TEMPO.CO, Surabaya - Wali Kota Surabaya terpilih, Tri Rismaharini, berbagi kisah perjalanannya selama seminggu di Silicon Valley, San Fransisco, Amerika Serikat. Bertolak dari Bandara Internasional Soekarno-Hatta pada Rabu, 13 Januari 2016, ia membawa oleh-oleh cerita saat berkunjung ke Negeri Paman Sam itu. Tak hanya mendampingi tim Masaku, pemenang kompetisi Startup Sprint Surabaya 2015, perempuan 54 tahun itu mengusung misi sekaligus mimpi Surabaya menjadi pusat startup alias perusahaan rintisan berbasis teknologi.
“Yang paling penting nanti kami cari startup yang aplikasinya benar-benar bermanfaat untuk warga Indonesia dan sesuai dengan kondisi riil Indonesia,” ujarnya saat ditemui Tempo di kawasan Surabaya Timur, Selasa petang, 26 Januari 2016. Ia menegaskan, perjalanannya kemarin tidak untuk mengadopsi mentah-mentah ekosistem dan teknologi startup Silicon Valley ke Surabaya.

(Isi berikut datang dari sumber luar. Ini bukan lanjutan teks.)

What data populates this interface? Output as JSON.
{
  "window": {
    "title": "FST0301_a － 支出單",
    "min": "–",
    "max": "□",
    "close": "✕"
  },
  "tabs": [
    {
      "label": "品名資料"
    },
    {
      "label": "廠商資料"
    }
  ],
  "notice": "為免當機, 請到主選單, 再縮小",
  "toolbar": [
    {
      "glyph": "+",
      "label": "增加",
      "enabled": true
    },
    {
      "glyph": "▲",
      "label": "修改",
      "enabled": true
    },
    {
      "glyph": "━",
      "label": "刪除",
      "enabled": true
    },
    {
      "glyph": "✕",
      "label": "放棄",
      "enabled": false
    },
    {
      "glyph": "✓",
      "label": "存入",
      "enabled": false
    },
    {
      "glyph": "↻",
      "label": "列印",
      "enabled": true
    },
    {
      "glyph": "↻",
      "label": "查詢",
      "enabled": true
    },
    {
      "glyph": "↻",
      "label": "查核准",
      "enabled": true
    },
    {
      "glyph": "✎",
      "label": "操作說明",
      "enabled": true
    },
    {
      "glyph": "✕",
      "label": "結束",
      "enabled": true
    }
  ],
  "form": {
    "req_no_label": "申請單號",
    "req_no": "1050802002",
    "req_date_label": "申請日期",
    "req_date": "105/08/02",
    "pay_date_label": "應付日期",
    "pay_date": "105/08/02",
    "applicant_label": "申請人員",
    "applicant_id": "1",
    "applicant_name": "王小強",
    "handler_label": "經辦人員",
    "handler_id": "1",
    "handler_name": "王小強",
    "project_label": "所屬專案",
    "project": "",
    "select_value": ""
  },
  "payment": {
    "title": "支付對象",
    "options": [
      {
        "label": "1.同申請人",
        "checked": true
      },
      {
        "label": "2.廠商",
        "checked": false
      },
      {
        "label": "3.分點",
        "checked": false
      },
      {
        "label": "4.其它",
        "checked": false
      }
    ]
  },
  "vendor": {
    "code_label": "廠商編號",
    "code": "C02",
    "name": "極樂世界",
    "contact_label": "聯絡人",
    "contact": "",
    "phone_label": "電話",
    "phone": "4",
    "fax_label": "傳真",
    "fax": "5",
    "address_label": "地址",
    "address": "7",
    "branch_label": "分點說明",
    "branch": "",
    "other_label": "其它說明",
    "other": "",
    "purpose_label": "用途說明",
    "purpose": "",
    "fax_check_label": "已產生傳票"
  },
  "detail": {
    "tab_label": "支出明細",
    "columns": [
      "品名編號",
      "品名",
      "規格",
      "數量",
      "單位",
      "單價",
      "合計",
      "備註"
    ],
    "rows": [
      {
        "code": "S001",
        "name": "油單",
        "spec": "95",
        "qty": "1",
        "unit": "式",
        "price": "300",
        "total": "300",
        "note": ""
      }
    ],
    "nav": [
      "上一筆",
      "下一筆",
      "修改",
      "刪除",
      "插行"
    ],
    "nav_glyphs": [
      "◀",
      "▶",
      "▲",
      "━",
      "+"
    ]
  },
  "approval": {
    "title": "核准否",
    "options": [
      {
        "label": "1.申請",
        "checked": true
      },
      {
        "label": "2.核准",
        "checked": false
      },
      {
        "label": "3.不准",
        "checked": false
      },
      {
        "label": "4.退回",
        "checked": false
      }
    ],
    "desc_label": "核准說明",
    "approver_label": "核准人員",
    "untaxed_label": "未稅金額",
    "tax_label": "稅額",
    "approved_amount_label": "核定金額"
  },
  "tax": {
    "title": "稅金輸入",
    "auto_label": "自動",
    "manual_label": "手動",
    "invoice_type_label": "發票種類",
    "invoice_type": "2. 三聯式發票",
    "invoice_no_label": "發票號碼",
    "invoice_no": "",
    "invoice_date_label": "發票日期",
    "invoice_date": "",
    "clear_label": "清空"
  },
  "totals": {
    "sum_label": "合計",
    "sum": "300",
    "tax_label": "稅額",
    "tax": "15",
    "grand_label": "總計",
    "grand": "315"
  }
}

Risma menuturkan, ia berkunjung ke banyak tempat di Negeri Abang Sam. Sebagian besar ke tempat-tempat rujukan pebisnis startup, di antaranya Startup Weekend yang setiap pekan menciptakan aplikasi-aplikasi teknologi terbaru. Ia juga datang ke F50, salah satu akselerator startup yang menjadi platform sindikasi modal ventura dari seluruh dunia untuk menemukan dan mendanai generasi startup berikutnya.
“Aku juga ke Google, Facebook, termasuk pemodal ventura yang tertarik mendanai startup di Surabaya,” tuturnya tanpa mau merinci lebih lanjut. Ia hanya menambahkan sedikit bocoran, “dalam waktu dekat dia mau ke Surabaya.”

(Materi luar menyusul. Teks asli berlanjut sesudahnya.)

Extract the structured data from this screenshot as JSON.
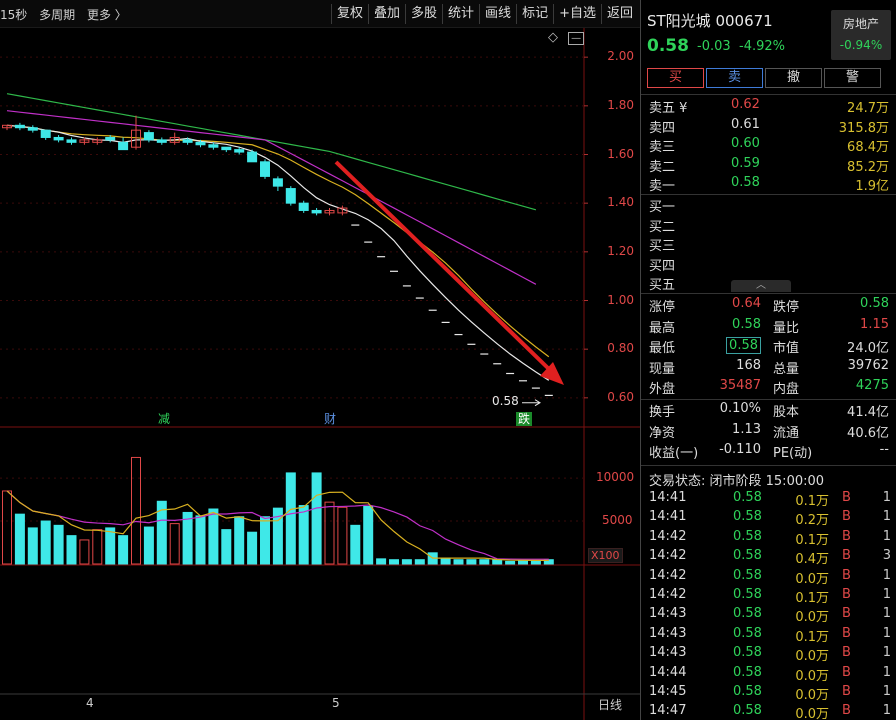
{
  "toolbar": {
    "period": "15秒",
    "multi": "多周期",
    "more": "更多 〉",
    "buttons": [
      "复权",
      "叠加",
      "多股",
      "统计",
      "画线",
      "标记",
      "+自选",
      "返回"
    ]
  },
  "stock": {
    "name": "ST阳光城",
    "code": "000671",
    "price": "0.58",
    "change": "-0.03",
    "pct": "-4.92%",
    "sector_name": "房地产",
    "sector_pct": "-0.94%"
  },
  "trade": {
    "buy": "买",
    "sell": "卖",
    "cancel": "撤",
    "alarm": "警"
  },
  "orderbook": {
    "asks": [
      {
        "label": "卖五 ¥",
        "price": "0.62",
        "vol": "24.7万",
        "color": "red"
      },
      {
        "label": "卖四",
        "price": "0.61",
        "vol": "315.8万",
        "color": "white"
      },
      {
        "label": "卖三",
        "price": "0.60",
        "vol": "68.4万",
        "color": "green"
      },
      {
        "label": "卖二",
        "price": "0.59",
        "vol": "85.2万",
        "color": "green"
      },
      {
        "label": "卖一",
        "price": "0.58",
        "vol": "1.9亿",
        "color": "green"
      }
    ],
    "bids": [
      {
        "label": "买一"
      },
      {
        "label": "买二"
      },
      {
        "label": "买三"
      },
      {
        "label": "买四"
      },
      {
        "label": "买五"
      }
    ]
  },
  "stats": [
    {
      "k1": "涨停",
      "v1": "0.64",
      "c1": "red",
      "k2": "跌停",
      "v2": "0.58",
      "c2": "green"
    },
    {
      "k1": "最高",
      "v1": "0.58",
      "c1": "green",
      "k2": "量比",
      "v2": "1.15",
      "c2": "red"
    },
    {
      "k1": "最低",
      "v1": "0.58",
      "c1": "green boxed",
      "k2": "市值",
      "v2": "24.0亿",
      "c2": "white"
    },
    {
      "k1": "现量",
      "v1": "168",
      "c1": "white",
      "k2": "总量",
      "v2": "39762",
      "c2": "white"
    },
    {
      "k1": "外盘",
      "v1": "35487",
      "c1": "red",
      "k2": "内盘",
      "v2": "4275",
      "c2": "green"
    }
  ],
  "stats2": [
    {
      "k1": "换手",
      "v1": "0.10%",
      "c1": "white",
      "k2": "股本",
      "v2": "41.4亿",
      "c2": "white"
    },
    {
      "k1": "净资",
      "v1": "1.13",
      "c1": "white",
      "k2": "流通",
      "v2": "40.6亿",
      "c2": "white"
    },
    {
      "k1": "收益(一)",
      "v1": "-0.110",
      "c1": "white",
      "k2": "PE(动)",
      "v2": "--",
      "c2": "white"
    }
  ],
  "status": "交易状态: 闭市阶段 15:00:00",
  "ticks": [
    {
      "t": "14:41",
      "p": "0.58",
      "v": "0.1万",
      "bs": "B",
      "n": "1"
    },
    {
      "t": "14:41",
      "p": "0.58",
      "v": "0.2万",
      "bs": "B",
      "n": "1"
    },
    {
      "t": "14:42",
      "p": "0.58",
      "v": "0.1万",
      "bs": "B",
      "n": "1"
    },
    {
      "t": "14:42",
      "p": "0.58",
      "v": "0.4万",
      "bs": "B",
      "n": "3"
    },
    {
      "t": "14:42",
      "p": "0.58",
      "v": "0.0万",
      "bs": "B",
      "n": "1"
    },
    {
      "t": "14:42",
      "p": "0.58",
      "v": "0.1万",
      "bs": "B",
      "n": "1"
    },
    {
      "t": "14:43",
      "p": "0.58",
      "v": "0.0万",
      "bs": "B",
      "n": "1"
    },
    {
      "t": "14:43",
      "p": "0.58",
      "v": "0.1万",
      "bs": "B",
      "n": "1"
    },
    {
      "t": "14:43",
      "p": "0.58",
      "v": "0.0万",
      "bs": "B",
      "n": "1"
    },
    {
      "t": "14:44",
      "p": "0.58",
      "v": "0.0万",
      "bs": "B",
      "n": "1"
    },
    {
      "t": "14:45",
      "p": "0.58",
      "v": "0.0万",
      "bs": "B",
      "n": "1"
    },
    {
      "t": "14:47",
      "p": "0.58",
      "v": "0.0万",
      "bs": "B",
      "n": "1"
    }
  ],
  "chart_data": {
    "type": "candlestick",
    "y_ticks": [
      "2.00",
      "1.80",
      "1.60",
      "1.40",
      "1.20",
      "1.00",
      "0.80",
      "0.60"
    ],
    "ylim": [
      0.55,
      2.05
    ],
    "vol_ticks": [
      "10000",
      "5000"
    ],
    "vol_unit": "X100",
    "x_labels": [
      "4",
      "5"
    ],
    "period_label": "日线",
    "last_price_label": "0.58",
    "events": [
      {
        "label": "减",
        "color": "#2fd35a"
      },
      {
        "label": "财",
        "color": "#5b8fe0"
      },
      {
        "label": "跌",
        "color": "#2fd35a"
      }
    ],
    "candles": [
      [
        1.71,
        1.72,
        1.7,
        1.72
      ],
      [
        1.72,
        1.73,
        1.7,
        1.71
      ],
      [
        1.71,
        1.72,
        1.69,
        1.7
      ],
      [
        1.7,
        1.7,
        1.66,
        1.67
      ],
      [
        1.67,
        1.68,
        1.65,
        1.66
      ],
      [
        1.66,
        1.67,
        1.64,
        1.65
      ],
      [
        1.65,
        1.67,
        1.64,
        1.66
      ],
      [
        1.65,
        1.67,
        1.64,
        1.66
      ],
      [
        1.67,
        1.68,
        1.65,
        1.66
      ],
      [
        1.65,
        1.67,
        1.62,
        1.62
      ],
      [
        1.63,
        1.76,
        1.62,
        1.7
      ],
      [
        1.69,
        1.7,
        1.65,
        1.66
      ],
      [
        1.66,
        1.67,
        1.64,
        1.65
      ],
      [
        1.65,
        1.69,
        1.64,
        1.67
      ],
      [
        1.66,
        1.67,
        1.64,
        1.65
      ],
      [
        1.65,
        1.66,
        1.63,
        1.64
      ],
      [
        1.64,
        1.65,
        1.62,
        1.63
      ],
      [
        1.63,
        1.63,
        1.61,
        1.62
      ],
      [
        1.62,
        1.63,
        1.6,
        1.61
      ],
      [
        1.61,
        1.62,
        1.57,
        1.57
      ],
      [
        1.57,
        1.58,
        1.5,
        1.51
      ],
      [
        1.5,
        1.51,
        1.45,
        1.47
      ],
      [
        1.46,
        1.47,
        1.39,
        1.4
      ],
      [
        1.4,
        1.41,
        1.36,
        1.37
      ],
      [
        1.37,
        1.38,
        1.35,
        1.36
      ],
      [
        1.36,
        1.38,
        1.35,
        1.37
      ],
      [
        1.36,
        1.39,
        1.35,
        1.38
      ],
      [
        1.31,
        1.31,
        1.31,
        1.31
      ],
      [
        1.24,
        1.24,
        1.24,
        1.24
      ],
      [
        1.18,
        1.18,
        1.18,
        1.18
      ],
      [
        1.12,
        1.12,
        1.12,
        1.12
      ],
      [
        1.06,
        1.06,
        1.06,
        1.06
      ],
      [
        1.01,
        1.01,
        1.01,
        1.01
      ],
      [
        0.96,
        0.96,
        0.96,
        0.96
      ],
      [
        0.91,
        0.91,
        0.91,
        0.91
      ],
      [
        0.86,
        0.86,
        0.86,
        0.86
      ],
      [
        0.82,
        0.82,
        0.82,
        0.82
      ],
      [
        0.78,
        0.78,
        0.78,
        0.78
      ],
      [
        0.74,
        0.74,
        0.74,
        0.74
      ],
      [
        0.7,
        0.7,
        0.7,
        0.7
      ],
      [
        0.67,
        0.67,
        0.67,
        0.67
      ],
      [
        0.64,
        0.64,
        0.64,
        0.64
      ],
      [
        0.61,
        0.61,
        0.61,
        0.61
      ]
    ],
    "volumes": [
      8500,
      5800,
      4200,
      5000,
      4500,
      3300,
      2800,
      4000,
      4200,
      3300,
      12400,
      4300,
      7300,
      4700,
      6000,
      5600,
      6400,
      4000,
      5500,
      3700,
      5500,
      6500,
      10600,
      6800,
      10600,
      7200,
      6600,
      4500,
      6700,
      600,
      500,
      500,
      500,
      1300,
      600,
      500,
      500,
      500,
      500,
      300,
      400,
      400,
      500
    ],
    "vol_ylim": [
      0,
      13500
    ]
  }
}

Tak cukup mengunjungi gudang startup dibikin di Bay Area itu, Risma secara khusus mengajak kerja sama beberapa akselerator terkemuka untuk menjadi tempat magang anak-anak muda Surabaya nantinya. Beberapa di antaranya ialah StartX, salah satu akselerator yang dibiayai Stanford University dan Global Silicon Valley.
Alumnus Institut Teknologi Sepuluh Nopember (ITS) Surabaya itu menegaskan, startup tak boleh sekadar bicara tentang teknologi, tapi juga soal kehidupan. “Yang aku mau bangun itu ekosistem yang menyatukan semua itu. Enggak asal dipakai, seolah-olah itu bagus dan mendatangkan uang,” katanya.
Aplikasi yang bermanfaat bagi kehidupan sehari-hari lebih dibutuhkan. Simpel dan memberikan solusi bagi kehidupan. Ia mencontohkan, aplikasi bisa dipakai untuk mengatur penghematan listrik hingga mengontrol penggunaan air. Di sana sudah ada larangan mencuci mobil, siram-siram rumput. Tanaman hias pun diganti kaktus semua sama palem-paleman.”
Hal itu, kata dia, sebenarnya bisa dicegah mulai sekarang dengan mengetahui dan mengontrol sumber air baku. Dari sana dapat diketahui sumber mana yang masih tersedia maupun yang kritis. Karenanya, tak sampai terjadi krisis air di Indonesia. “Intinya, memadukan teknologi hardware dengan software. Informasinya terintegrasi, bukan sekadar memadukan apa yang ada di software.”